The original version of this article was published on Sept. 19. It has been amended to reflect the end of the 2019 season. To read the original article in French, CLICK HERE
CALGARY — A local boy making an impact for his home club. That’s the dream of so many soccer players, and it’s a dream that Calgary’s Dominick Zator is living.
The 25-year-old defender may have a soft-spoken demeanour, but he’s not shy talking about the incredible season that Cavalry FC enjoyed in 2019.
“Everything has been phenomenal so far,” Zator said, as his side approached the end of the 2019 campaign. “We won the Spring season, went to the semifinal in the Canadian Championship. Those are huge positives to work from. We’re still doing well in the fall season.
“Personally, things have been going well. I’ve scored a couple of goals. I’m just always happy to help the team out.”
Indeed, Zator has helped Cavalry out in big ways. He’s scored three of the club’s most iconic goals: the winner in its inaugural match versus York9 FC on a picturesque snowy day at Spruce Meadows, the team’s first-ever Canadian Championship goal in the opening leg of the first round, and perhaps the Cavs’ most memorable marker to date, a game-clinching tally versus the Vancouver Whitecaps at B.C. Place in the quarter-finals of the Canadian Championship.
“That first goal in the first game, all of my family is out there, all of my close friends, and to start the season out on a win and to be able to help out on that goal, it was an incredible moment, one that I didn’t think I could surpass,” he recalled of the May 4 affair at Spruce Meadows.
“That Whitecaps goal, though, that was the cherry on top. It was something really special. I was part of the Whitecaps USL team. It was a good experience, but to be able to come back and play against the Whitecaps first team in B.C. Place with that atmosphere to help us through to the semifinal, that was huge.”
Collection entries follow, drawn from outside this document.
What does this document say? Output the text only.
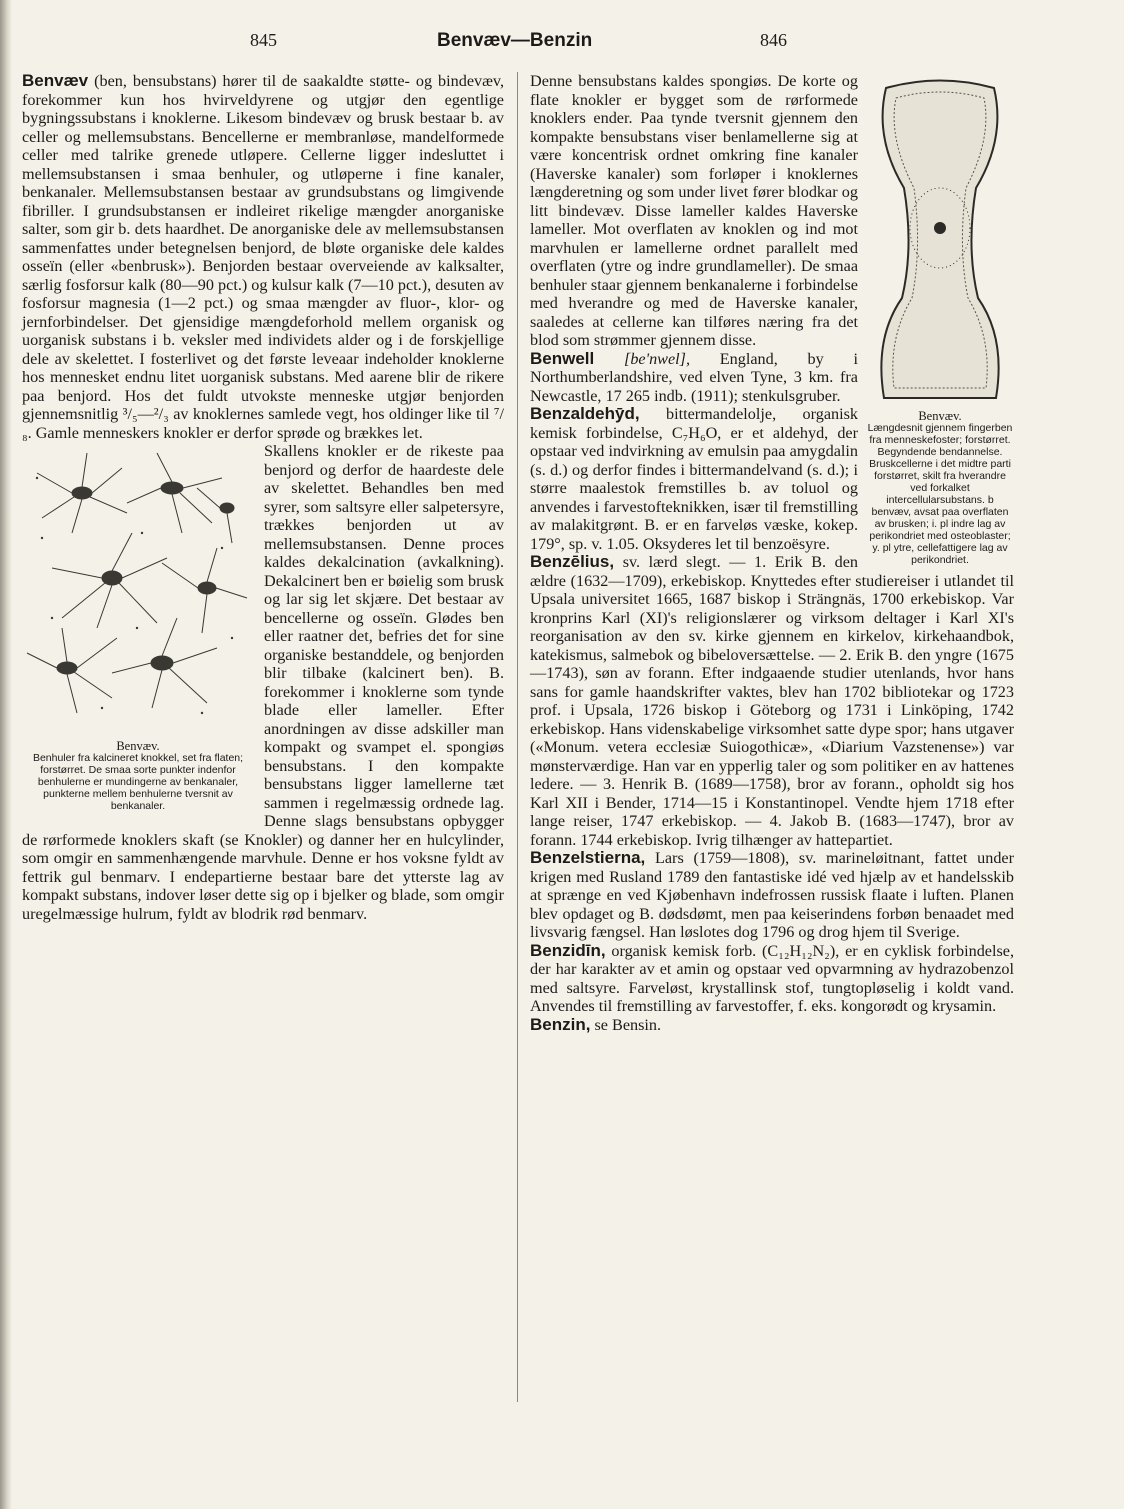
845	Benvæv—Benzin	846

Benvæv (ben, bensubstans) hører til de saakaldte støtte- og bindevæv, forekommer kun hos hvirveldyrene og utgjør den egentlige bygningssubstans i knoklerne. Likesom bindevæv og brusk bestaar b. av celler og mellemsubstans. Bencellerne er membranløse, mandelformede celler med talrike grenede utløpere. Cellerne ligger indesluttet i mellemsubstansen i smaa benhuler, og utløperne i fine kanaler, benkanaler. Mellemsubstansen bestaar av grundsubstans og limgivende fibriller. I grundsubstansen er indleiret rikelige mængder anorganiske salter, som gir b. dets haardhet. De anorganiske dele av mellemsubstansen sammenfattes under betegnelsen benjord, de bløte organiske dele kaldes osseïn (eller «benbrusk»). Benjorden bestaar overveiende av kalksalter, særlig fosforsur kalk (80—90 pct.) og kulsur kalk (7—10 pct.), desuten av fosforsur magnesia (1—2 pct.) og smaa mængder av fluor-, klor- og jernforbindelser. Det gjensidige mængdeforhold mellem organisk og uorganisk substans i b. veksler med individets alder og i de forskjellige dele av skelettet. I fosterlivet og det første leveaar indeholder knoklerne hos mennesket endnu litet uorganisk substans. Med aarene blir de rikere paa benjord. Hos det fuldt utvokste menneske utgjør benjorden gjennemsnitlig ³/₅—²/₃ av knoklernes samlede vegt, hos oldinger like til ⁷/₈. Gamle menneskers knokler er derfor sprøde og brækkes let.

Benvæv.
Benhuler fra kalcineret knokkel, set fra flaten; forstørret. De smaa sorte punkter indenfor benhulerne er mundingerne av benkanaler, punkterne mellem benhulerne tversnit av benkanaler.

Skallens knokler er de rikeste paa benjord og derfor de haardeste dele av skelettet. Behandles ben med syrer, som saltsyre eller salpetersyre, trækkes benjorden ut av mellemsubstansen. Denne proces kaldes dekalcination (avkalkning). Dekalcinert ben er bøielig som brusk og lar sig let skjære. Det bestaar av bencellerne og osseïn. Glødes ben eller raatner det, befries det for sine organiske bestanddele, og benjorden blir tilbake (kalcinert ben). B. forekommer i knoklerne som tynde blade eller lameller. Efter anordningen av disse adskiller man kompakt og svampet el. spongiøs bensubstans. I den kompakte bensubstans ligger lamellerne tæt sammen i regelmæssig ordnede lag. Denne slags bensubstans opbygger de rørformede knoklers skaft (se Knokler) og danner her en hulcylinder, som omgir en sammenhængende marvhule. Denne er hos voksne fyldt av fettrik gul benmarv. I endepartierne bestaar bare det ytterste lag av kompakt substans, indover løser dette sig op i bjelker og blade, som omgir uregelmæssige hulrum, fyldt av blodrik rød benmarv.

Benvæv.
Længdesnit gjennem fingerben fra menneskefoster; forstørret. Begyndende bendannelse. Bruskcellerne i det midtre parti forstørret, skilt fra hverandre ved forkalket intercellularsubstans. b benvæv, avsat paa overflaten av brusken; i. pl indre lag av perikondriet med osteoblaster; y. pl ytre, cellefattigere lag av perikondriet.

Denne bensubstans kaldes spongiøs. De korte og flate knokler er bygget som de rørformede knoklers ender. Paa tynde tversnit gjennem den kompakte bensubstans viser benlamellerne sig at være koncentrisk ordnet omkring fine kanaler (Haverske kanaler) som forløper i knoklernes længderetning og som under livet fører blodkar og litt bindevæv. Disse lameller kaldes Haverske lameller. Mot overflaten av knoklen og ind mot marvhulen er lamellerne ordnet parallelt med overflaten (ytre og indre grundlameller). De smaa benhuler staar gjennem benkanalerne i forbindelse med hverandre og med de Haverske kanaler, saaledes at cellerne kan tilføres næring fra det blod som strømmer gjennem disse.

Benwell [be'nwel], England, by i Northumberlandshire, ved elven Tyne, 3 km. fra Newcastle, 17 265 indb. (1911); stenkulsgruber.

Benzaldehȳd, bittermandelolje, organisk kemisk forbindelse, C₇H₆O, er et aldehyd, der opstaar ved indvirkning av emulsin paa amygdalin (s. d.) og derfor findes i bittermandelvand (s. d.); i større maalestok fremstilles b. av toluol og anvendes i farvestofteknikken, især til fremstilling av malakitgrønt. B. er en farveløs væske, kokep. 179°, sp. v. 1.05. Oksyderes let til benzoësyre.

Benzēlius, sv. lærd slegt. — 1. Erik B. den ældre (1632—1709), erkebiskop. Knyttedes efter studiereiser i utlandet til Upsala universitet 1665, 1687 biskop i Strängnäs, 1700 erkebiskop. Var kronprins Karl (XI)'s religionslærer og virksom deltager i Karl XI's reorganisation av den sv. kirke gjennem en kirkelov, kirkehaandbok, katekismus, salmebok og bibeloversættelse. — 2. Erik B. den yngre (1675—1743), søn av forann. Efter indgaaende studier utenlands, hvor hans sans for gamle haandskrifter vaktes, blev han 1702 bibliotekar og 1723 prof. i Upsala, 1726 biskop i Göteborg og 1731 i Linköping, 1742 erkebiskop. Hans videnskabelige virksomhet satte dype spor; hans utgaver («Monum. vetera ecclesiæ Suiogothicæ», «Diarium Vazstenense») var mønsterværdige. Han var en ypperlig taler og som politiker en av hattenes ledere. — 3. Henrik B. (1689—1758), bror av forann., opholdt sig hos Karl XII i Bender, 1714—15 i Konstantinopel. Vendte hjem 1718 efter lange reiser, 1747 erkebiskop. — 4. Jakob B. (1683—1747), bror av forann. 1744 erkebiskop. Ivrig tilhænger av hattepartiet.

Benzelstierna, Lars (1759—1808), sv. marineløitnant, fattet under krigen med Rusland 1789 den fantastiske idé ved hjælp av et handelsskib at sprænge en ved Kjøbenhavn indefrossen russisk flaate i luften. Planen blev opdaget og B. dødsdømt, men paa keiserindens forbøn benaadet med livsvarig fængsel. Han løslotes dog 1796 og drog hjem til Sverige.

Benzidīn, organisk kemisk forb. (C₁₂H₁₂N₂), er en cyklisk forbindelse, der har karakter av et amin og opstaar ved opvarmning av hydrazobenzol med saltsyre. Farveløst, krystallinsk stof, tungtopløselig i koldt vand. Anvendes til fremstilling av farvestoffer, f. eks. kongorødt og krysamin.

Benzin, se Bensin.
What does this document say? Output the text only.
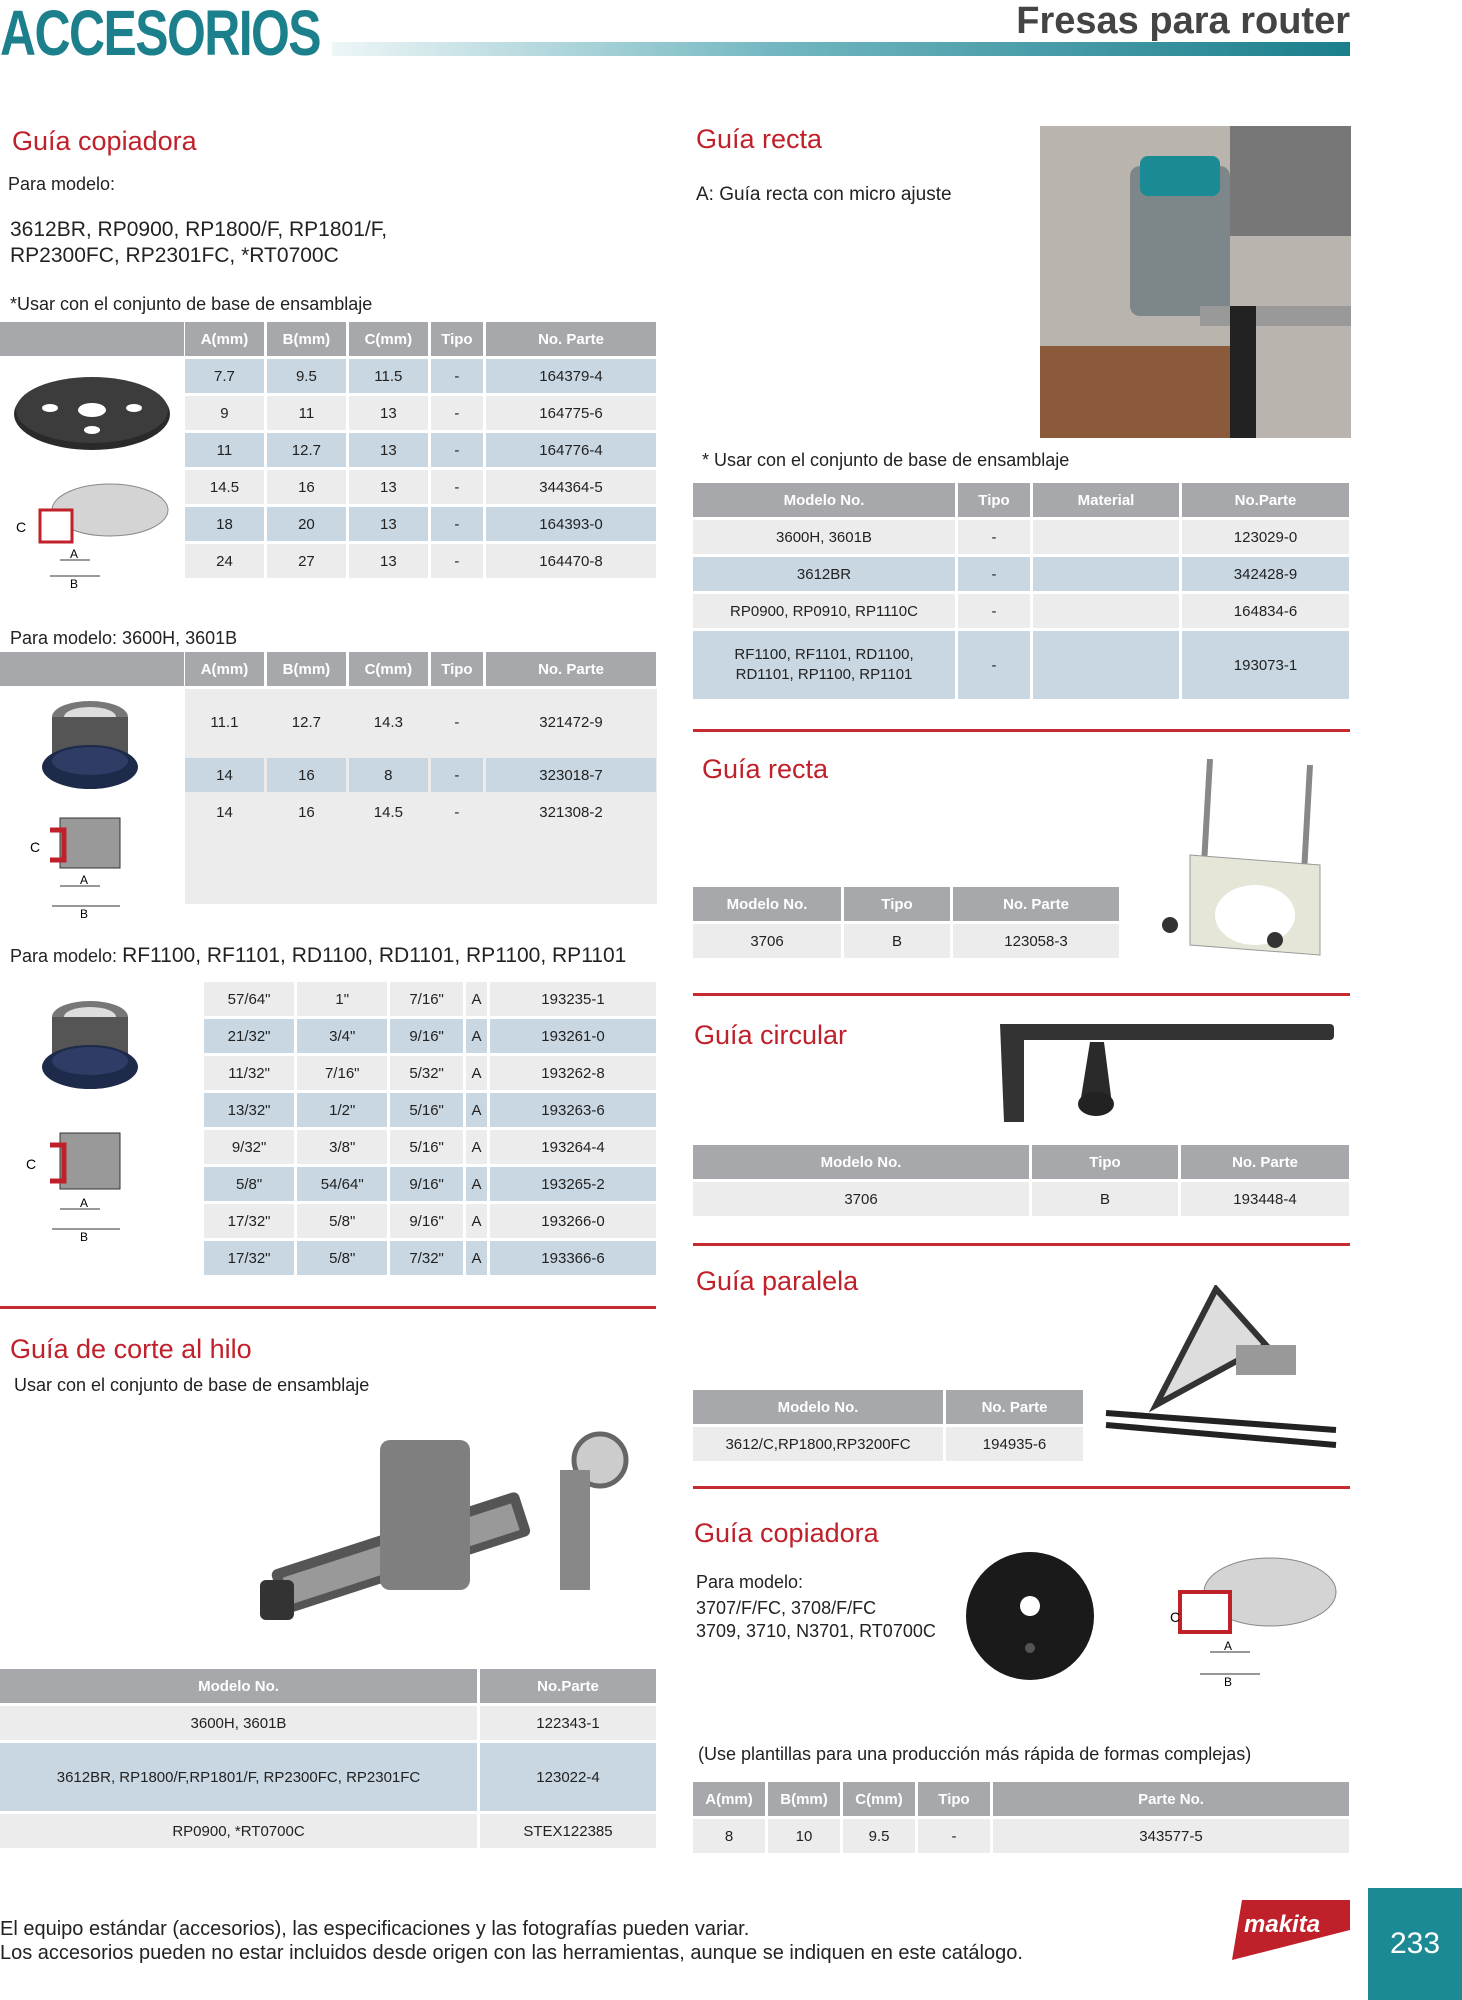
ACCESORIOS	Fresas para router
Guía copiadora
Para modelo:
3612BR, RP0900, RP1800/F, RP1801/F,
RP2300FC, RP2301FC, *RT0700C
*Usar con el conjunto de base de ensamblaje
A(mm)	B(mm)	C(mm)	Tipo	No. Parte
7.7	9.5	11.5	-	164379-4
9	11	13	-	164775-6
11	12.7	13	-	164776-4
14.5	16	13	-	344364-5
18	20	13	-	164393-0
24	27	13	-	164470-8
A
B
C
Para modelo: 3600H, 3601B
A(mm)	B(mm)	C(mm)	Tipo	No. Parte
11.1	12.7	14.3	-	321472-9
14	16	8	-	323018-7
14	16	14.5	-	321308-2
C
A
B
Para modelo: RF1100, RF1101, RD1100, RD1101, RP1100, RP1101
57/64"	1"	7/16"	A	193235-1
21/32"	3/4"	9/16"	A	193261-0
11/32"	7/16"	5/32"	A	193262-8
13/32"	1/2"	5/16"	A	193263-6
9/32"	3/8"	5/16"	A	193264-4
5/8"	54/64"	9/16"	A	193265-2
17/32"	5/8"	9/16"	A	193266-0
17/32"	5/8"	7/32"	A	193366-6
C
A
B
Guía de corte al hilo
Usar con el conjunto de base de ensamblaje
Modelo No.	No.Parte
3600H, 3601B	122343-1
3612BR, RP1800/F,RP1801/F, RP2300FC, RP2301FC	123022-4
RP0900, *RT0700C	STEX122385
Guía recta
A: Guía recta con micro ajuste
* Usar con el conjunto de base de ensamblaje
Modelo No.	Tipo	Material	No.Parte
3600H, 3601B	-		123029-0
3612BR	-		342428-9
RP0900, RP0910, RP1110C	-		164834-6
RF1100, RF1101, RD1100,
RD1101, RP1100, RP1101	-		193073-1
Guía recta
Modelo No.	Tipo	No. Parte
3706	B	123058-3
Guía circular
Modelo No.	Tipo	No. Parte
3706	B	193448-4
Guía paralela
Modelo No.	No. Parte
3612/C,RP1800,RP3200FC	194935-6
Guía copiadora
Para modelo:
3707/F/FC, 3708/F/FC
3709, 3710, N3701, RT0700C
C
A
B
(Use plantillas para una producción más rápida de formas complejas)
A(mm)	B(mm)	C(mm)	Tipo	Parte No.
8	10	9.5	-	343577-5
El equipo estándar (accesorios), las especificaciones y las fotografías pueden variar.
Los accesorios pueden no estar incluidos desde origen con las herramientas, aunque se indiquen en este catálogo.
makita
233
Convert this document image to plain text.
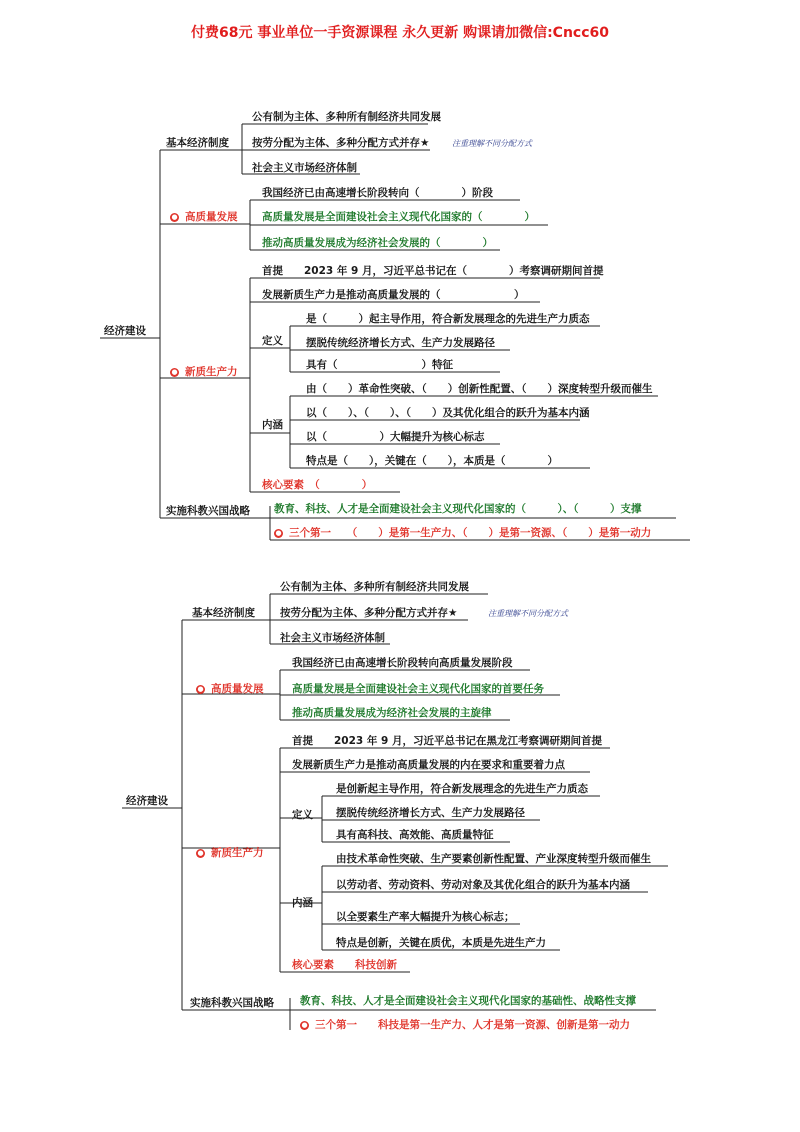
付费68元 事业单位一手资源课程 永久更新 购课请加微信:Cncc60
经济建设
基本经济制度
公有制为主体、多种所有制经济共同发展
按劳分配为主体、多种分配方式并存★	注重理解不同分配方式
社会主义市场经济体制
● 高质量发展
我国经济已由高速增长阶段转向（　　　　）阶段
高质量发展是全面建设社会主义现代化国家的（　　　　）
推动高质量发展成为经济社会发展的（　　　　）
● 新质生产力
首提　　2023 年 9 月，习近平总书记在（　　　　）考察调研期间首提
发展新质生产力是推动高质量发展的（　　　　　　　）
定义
是（　　　）起主导作用，符合新发展理念的先进生产力质态
摆脱传统经济增长方式、生产力发展路径
具有（　　　　　　　　）特征
内涵
由（　　）革命性突破、（　　）创新性配置、（　　）深度转型升级而催生
以（　　）、（　　）、（　　）及其优化组合的跃升为基本内涵
以（　　　　　）大幅提升为核心标志
特点是（　　），关键在（　　），本质是（　　　　）
核心要素　（　　　　）
实施科教兴国战略 教育、科技、人才是全面建设社会主义现代化国家的（　　　）、（　　　）支撑
● 三个第一　　（　　）是第一生产力、（　　）是第一资源、（　　）是第一动力
经济建设
基本经济制度
公有制为主体、多种所有制经济共同发展
按劳分配为主体、多种分配方式并存★	注重理解不同分配方式
社会主义市场经济体制
● 高质量发展
我国经济已由高速增长阶段转向高质量发展阶段
高质量发展是全面建设社会主义现代化国家的首要任务
推动高质量发展成为经济社会发展的主旋律
● 新质生产力
首提　　2023 年 9 月，习近平总书记在黑龙江考察调研期间首提
发展新质生产力是推动高质量发展的内在要求和重要着力点
定义
是创新起主导作用，符合新发展理念的先进生产力质态
摆脱传统经济增长方式、生产力发展路径
具有高科技、高效能、高质量特征
内涵
由技术革命性突破、生产要素创新性配置、产业深度转型升级而催生
以劳动者、劳动资料、劳动对象及其优化组合的跃升为基本内涵
以全要素生产率大幅提升为核心标志；
特点是创新，关键在质优，本质是先进生产力
核心要素　　科技创新
实施科教兴国战略 教育、科技、人才是全面建设社会主义现代化国家的基础性、战略性支撑
● 三个第一　　科技是第一生产力、人才是第一资源、创新是第一动力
He admits that a lot of that night in Vancouver is a blur, but he does remember celebrating with the Cavalry faithful who made the trek to the West Coast for the historic tilt.
“Once I saw the ball go into the net, my mind kind of went blank,” he said with a laugh. “I was losing it, but I knew I had to run over to our supporters who travelled all that way to be there supporting us, game in and game out. It was super special.”
Watching the highlights of his goals, you could dub them “Zator Specials” because they’ve all been headers on set pieces, with the defender using all of his towering six-foot-two presence to guide the ball into the back of the net.
“When I was younger, I used to play different positions. I was more of a winger, a centre midfielder. Then I went to fullback. I would score more goals in gameplay. Once I got into the centre-back position, there isn’t many chances you can just go up if it isn’t a set play. All of these set pieces are my chance to put the ball in the back of the net,” Zator said.
Scoring timely goals is just part of the multi-faceted role Zator plays in Calgary. He leads his squad in minutes played during league action, and he suited up in every second of Cavalry’s lengthy Canadian Championship run. He credits staying in a steady routine for keeping him fresh and ready, match in and match out.
“You’ve got to take care of things,” he explained. “Every game I go into, I have the mentality to go into it 110 per cent. Even if my body is aching a little bit, I forget about that. I just think about the game.”
He’s also quick to credit his teammates for his durability, especially fellow defenders Mason Trafford and Jonathan Wheeldon.
“They’re the older guys on the team, so they’ve got the experience. I’ve learned a lot from them,” he said. “When they play, they’re so committed to every tackle. They’re so composed on the ball. They’re two great people to look up to and to bring my game similar to theirs in a sense of making sure I’m composed on the ball and to work as hard as they do defensively. I think things have gone quite well so far because we’ve had a lot of clean sheets.”
Something Zator hopes to develop in the future is his leadership role. He’s worn the captain’s armband this season, and he’s trying to absorb as much as he can from the veterans around him.
“Nik [Ledgerwood] is a super good role model,” he said of the team’s skipper. “He speaks what’s on his mind. It’s very nice to have around because if you’re not doing your best in training, he’s the person that will motivate you to keep working, or if things aren’t going well, he’ll get after you to try to pick you up. He’s been through the game for many years. He’s got a lot of good experiences. He’s just trying to pass it on to all of us.”
For those efforts, Zator earned a call-up to John Herdman’s Canadian men’s national team for a fixture against the United States, too.
“Honestly, words can’t describe it,” Zator told CanPL.ca, of the call-up. “I’m overwhelmed, excited, and honoured, all that, combined. When I got that call, it was a rush of emotions through my whole body. I was at my girlfriend’s place, and Herdman called me up and just says he’s glad to tell me that I’ve been selected for the 23 players called up to the next camp. I couldn’t believe it. It was brilliant.”